9. 'Os olhos do entendimento' estão agora 'abertos', e ele 'vê a Ele que é invisível'. Ele vê qual é 'a grandeza excelente de seu poder', e seu amor em direção a ele que crê. Ele vê que Deus é misericordioso para com ele, um pecador, para que ele seja reconciliado, através do Filho de seu amor. Ele percebe claramente tanto o amor redentor de Deus, quanto todas as suas 'excessivamente grandes e preciosas promessas'. 'Deus, que ordena que a luz brilhe na escuridão, tem brilhado', e brilha, 'em seu coração', para iluminá-lo com 'o conhecimento da glória de Deus, na face de Jesus Cristo'. Toda a escuridão foi embora, e ele habita na luz do semblante de Deus. 

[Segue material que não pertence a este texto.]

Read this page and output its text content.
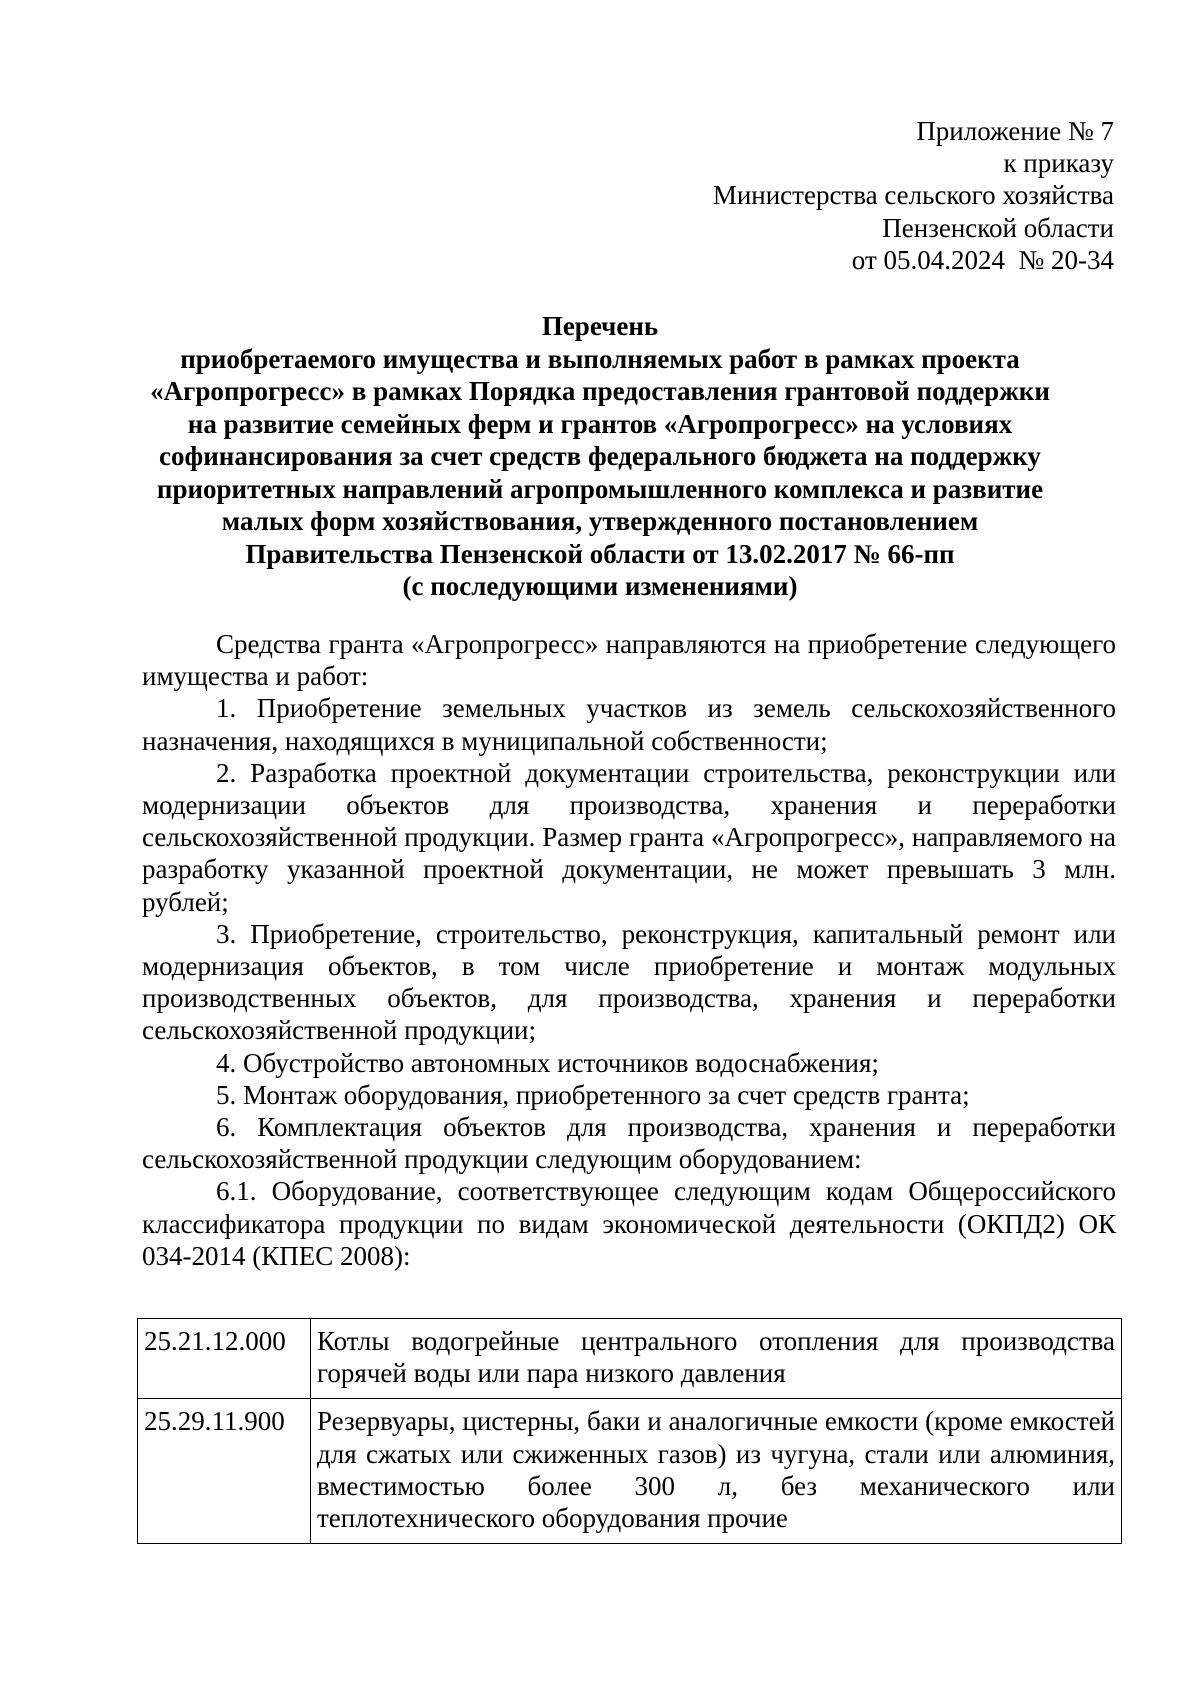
Приложение № 7
к приказу
Министерства сельского хозяйства
Пензенской области
от 05.04.2024  № 20-34
Перечень
приобретаемого имущества и выполняемых работ в рамках проекта
«Агропрогресс» в рамках Порядка предоставления грантовой поддержки
на развитие семейных ферм и грантов «Агропрогресс» на условиях
софинансирования за счет средств федерального бюджета на поддержку
приоритетных направлений агропромышленного комплекса и развитие
малых форм хозяйствования, утвержденного постановлением
Правительства Пензенской области от 13.02.2017 № 66-пп
(с последующими изменениями)

Средства гранта «Агропрогресс» направляются на приобретение следующего имущества и работ:

1. Приобретение земельных участков из земель сельскохозяйственного назначения, находящихся в муниципальной собственности;

2. Разработка проектной документации строительства, реконструкции или модернизации объектов для производства, хранения и переработки сельскохозяйственной продукции. Размер гранта «Агропрогресс», направляемого на разработку указанной проектной документации, не может превышать 3 млн. рублей;

3. Приобретение, строительство, реконструкция, капитальный ремонт или модернизация объектов, в том числе приобретение и монтаж модульных производственных объектов, для производства, хранения и переработки сельскохозяйственной продукции;

4. Обустройство автономных источников водоснабжения;

5. Монтаж оборудования, приобретенного за счет средств гранта;

6. Комплектация объектов для производства, хранения и переработки сельскохозяйственной продукции следующим оборудованием:

6.1. Оборудование, соответствующее следующим кодам Общероссийского классификатора продукции по видам экономической деятельности (ОКПД2) ОК 034-2014 (КПЕС 2008):

25.21.12.000	Котлы водогрейные центрального отопления для производства горячей воды или пара низкого давления
25.29.11.900	Резервуары, цистерны, баки и аналогичные емкости (кроме емкостей для сжатых или сжиженных газов) из чугуна, стали или алюминия, вместимостью более 300 л, без механического или теплотехнического оборудования прочие
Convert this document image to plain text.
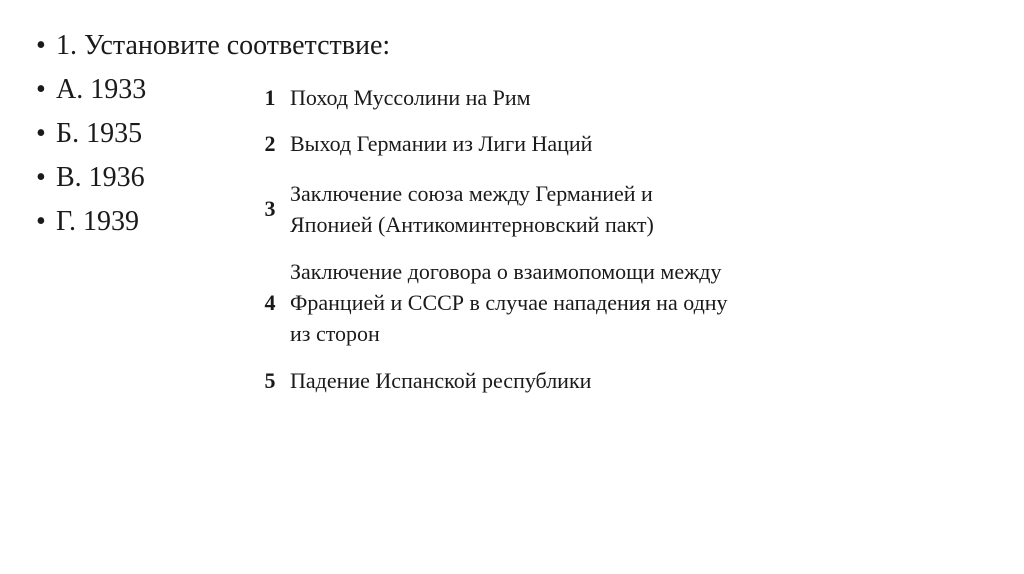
• 1. Установите соответствие:
• А. 1933
• Б. 1935
• В. 1936
• Г. 1939
1	Поход Муссолини на Рим

2	Выход Германии из Лиги Наций

3	Заключение союза между Германией и
Японией (Антикоминтерновский пакт)

4	Заключение договора о взаимопомощи между
Францией и СССР в случае нападения на одну
из сторон

5	Падение Испанской республики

10. Seus ouvidos estão agora abertos, e a voz de Deus não mais o chama em vão. Ele ouve e obedece ao chamado celestial: Ele conhece a voz de seu Pastor. Todos os seus sentidos espirituais, estando agora despertos, ele tem um intercurso claro com o mundo invisível; e, conseqüentemente, ele conhece mais e mais das coisas que antes 'não entraria em seu coração conceber'. Ele agora conhece o que a paz de Deus é; qual é a alegria no Espírito Santo; o que é o amor de Deus que está espalhado, no coração daqueles que crêem Nele, através de Jesus Cristo. Assim, o véu, que antes interrompia a luz e a voz; o conhecimento e o amor de Deus, é removido, e ele que é nascido do Espírito, habita no amor, 'habita em Deus, e Deus nele'. 


II


1. Tendo considerado o significado daquela expressão, 'quem quer que seja nascido de Deus', permanece, em Segundo Lugar, inquirir em que sentido ele 'não comete pecado'.  

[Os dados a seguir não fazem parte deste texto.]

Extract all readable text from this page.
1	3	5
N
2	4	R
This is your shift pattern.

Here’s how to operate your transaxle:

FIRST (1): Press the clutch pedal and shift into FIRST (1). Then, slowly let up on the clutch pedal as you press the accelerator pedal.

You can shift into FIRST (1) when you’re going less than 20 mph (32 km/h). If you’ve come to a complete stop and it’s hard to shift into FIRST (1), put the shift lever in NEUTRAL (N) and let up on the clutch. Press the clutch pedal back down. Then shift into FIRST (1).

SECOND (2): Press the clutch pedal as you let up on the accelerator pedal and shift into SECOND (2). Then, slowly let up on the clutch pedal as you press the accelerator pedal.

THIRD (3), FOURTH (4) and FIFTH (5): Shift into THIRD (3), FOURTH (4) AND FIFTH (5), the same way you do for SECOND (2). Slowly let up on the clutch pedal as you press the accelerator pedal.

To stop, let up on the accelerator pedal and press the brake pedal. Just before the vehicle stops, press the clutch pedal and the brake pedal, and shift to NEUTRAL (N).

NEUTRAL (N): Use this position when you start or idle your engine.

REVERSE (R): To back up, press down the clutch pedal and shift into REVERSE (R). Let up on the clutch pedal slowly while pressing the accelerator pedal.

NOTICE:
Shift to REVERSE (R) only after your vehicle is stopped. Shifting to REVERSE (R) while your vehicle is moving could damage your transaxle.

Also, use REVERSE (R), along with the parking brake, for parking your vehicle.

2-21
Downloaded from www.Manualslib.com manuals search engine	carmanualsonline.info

Agora alguém que é assim nascido de Deus, como tem sido acima descrito, que continuamente recebe em sua alma o fôlego da vida, vindo de Deus, a influência graciosa de seu Espírito, e continuamente retribui de volta; alguém que assim crê e ama; que, pela fé, percebe as ações contínuas de Deus sobre seu espírito, e, através de uma espécie de reação espiritual, retorna a graça que recebe, em incessante amor, louvor e oração; não apenas não comete pecado, ele assim mantém a si mesmo, mas, por quanto tempo essa 'semente permanece nele, ele não pode pecar, porque ele é nascido de Deus'. 


2. Pelo pecado, eu aqui entendo o pecado exterior, de acordo com a aceitação clara e comum da palavra; uma transgressão real e voluntária da lei; da lei revelada e escrita de Deus; de qualquer mandamento de Deus, reconhecendo ser tal o tempo que ele é transgredido. Mas 'quem quer que seja nascido de Deus', enquanto ele habita na fé e amor; e no espírito da oração e ação de graças, ele não apenas não comete, como não pode cometer pecado. Por quanto tempo ele assim crê em Deus, através de Cristo, e o ama, e despeja seu coração diante Dele, ele não pode voluntariamente transgredir qualquer mandamento de Deus, tanto falando, quanto agindo, no que ele sabe que Deus tem proibido: Assim, por quanto tempo a semente que permanece nele, aquele amor, oração, fé agradecida o compele a refrear o que quer que ele saiba seja uma abominação aos olhos de Deus. 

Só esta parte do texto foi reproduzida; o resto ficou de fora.